I have 2 thread-safe lists (same type), where each node has a mutex (I know that it's not the optimal solution, but that's what I was asked to do). I have the below function, where I want to match 2 nodes, each one from a different list. The logic is that I pass one node from the first list and I check with all the nodes from the second list.

Here is the type of the node and the list:

typedef struct node_type{
    //some data;
    struct node_type *next;
    pthread_mutex_t lock;
}node_t;

typedef struct list_type{
    node_t *head;
    pthread_mutex_t lock;
}list_t;

Here is the code from the function:

node_t *find_match(list_t *l,node_t *n)
{

    node_t *cur,*prev;

    pthread_mutex_lock(&l->lock);
    if(l->head == NULL)
    {
        pthread_mutex_unlock(&l->lock);
        return NULL;
    }
    else
    {
        cur = l->head;
        while(cur != NULL)
        {
            pthread_mutex_lock(&cur->lock);
            if(n != NULL)
            {
                pthread_mutex_lock(&n->lock);
                //comparing the data and checks for match.
            }
            else
            {
                //some message or something
                return NULL;
            }
        if(cur == l->head)
        {
            pthread_mutex_unlock(&l->lock);
        }
        else
        {
            pthread_mutex_unlock(&prev->lock);
            prev = cur;
            cur = cur->next;
        }
        pthread_mutex_unlock(&prev);
        return NULL;
    }
}

I'd like to point your attention at the if statement "n != NULL". There, if n is not NULL, then the thread will try to lock the node's mutex. If another thread has it and tries to delete the node, what would happen? Can I avoid it somehow? Is there a better way to write this?
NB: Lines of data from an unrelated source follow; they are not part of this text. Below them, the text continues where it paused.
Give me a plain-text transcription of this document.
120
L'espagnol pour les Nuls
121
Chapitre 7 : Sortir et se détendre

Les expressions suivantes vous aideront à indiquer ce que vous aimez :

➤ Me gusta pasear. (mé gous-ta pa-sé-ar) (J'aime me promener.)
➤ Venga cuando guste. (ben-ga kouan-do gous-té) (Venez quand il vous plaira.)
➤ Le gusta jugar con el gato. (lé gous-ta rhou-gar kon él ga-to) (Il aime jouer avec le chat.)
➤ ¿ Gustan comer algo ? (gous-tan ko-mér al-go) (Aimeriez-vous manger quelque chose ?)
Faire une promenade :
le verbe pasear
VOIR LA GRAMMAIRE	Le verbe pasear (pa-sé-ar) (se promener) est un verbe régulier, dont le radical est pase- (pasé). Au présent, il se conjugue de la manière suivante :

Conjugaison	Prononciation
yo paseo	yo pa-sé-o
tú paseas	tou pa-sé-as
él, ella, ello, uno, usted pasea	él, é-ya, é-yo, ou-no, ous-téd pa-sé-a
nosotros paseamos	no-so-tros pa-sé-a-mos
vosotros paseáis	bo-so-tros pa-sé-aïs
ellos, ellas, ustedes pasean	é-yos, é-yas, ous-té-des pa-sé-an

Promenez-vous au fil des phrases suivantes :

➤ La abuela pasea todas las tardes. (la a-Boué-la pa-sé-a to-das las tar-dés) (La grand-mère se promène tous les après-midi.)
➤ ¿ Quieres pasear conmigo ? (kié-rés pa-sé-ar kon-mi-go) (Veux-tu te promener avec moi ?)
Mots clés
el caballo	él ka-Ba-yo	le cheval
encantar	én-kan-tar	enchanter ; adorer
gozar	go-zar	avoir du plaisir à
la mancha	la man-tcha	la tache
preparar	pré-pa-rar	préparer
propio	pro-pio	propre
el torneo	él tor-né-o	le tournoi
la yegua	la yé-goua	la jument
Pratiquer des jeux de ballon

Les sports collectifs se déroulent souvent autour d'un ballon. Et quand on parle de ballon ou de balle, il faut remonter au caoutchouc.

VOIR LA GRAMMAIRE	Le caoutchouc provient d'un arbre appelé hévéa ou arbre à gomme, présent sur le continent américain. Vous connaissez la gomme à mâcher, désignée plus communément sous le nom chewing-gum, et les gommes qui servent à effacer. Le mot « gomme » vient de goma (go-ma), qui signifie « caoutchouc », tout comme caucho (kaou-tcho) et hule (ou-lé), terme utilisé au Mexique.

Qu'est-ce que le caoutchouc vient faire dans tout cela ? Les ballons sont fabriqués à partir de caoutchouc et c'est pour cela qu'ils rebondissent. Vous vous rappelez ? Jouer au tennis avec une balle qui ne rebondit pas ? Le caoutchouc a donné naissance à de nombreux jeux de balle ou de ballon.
CodePudding user response：

Question: If another thread has it and tries to delete the node, what would happen?

Very short answer: What happens is undefined and could be disastrous."

Short answer: Using the mutex of a node that is deleted in another thread, leads to undefined behaviour. This is also true when that other thread used the mutex during deletion and independent whether it deletes in a locked or unlocked state".

First off: this is a nice question!

Let's first explain what "deletion" means, so you can judge whether it applies to your situation. Second, it is explained why using the mutex of a deleted node results in undefined and thus incorrect behaviour (and likely disaster), even if that mutex is used at both deletion and matching in your example implementation of find_match(l,n). Third, some solutions are explored, though you might not like the answers.

Deletion

It is assumed that deleting an object also deallocates its memory. In C, it is expected that this happens via malloc() and free() or similar.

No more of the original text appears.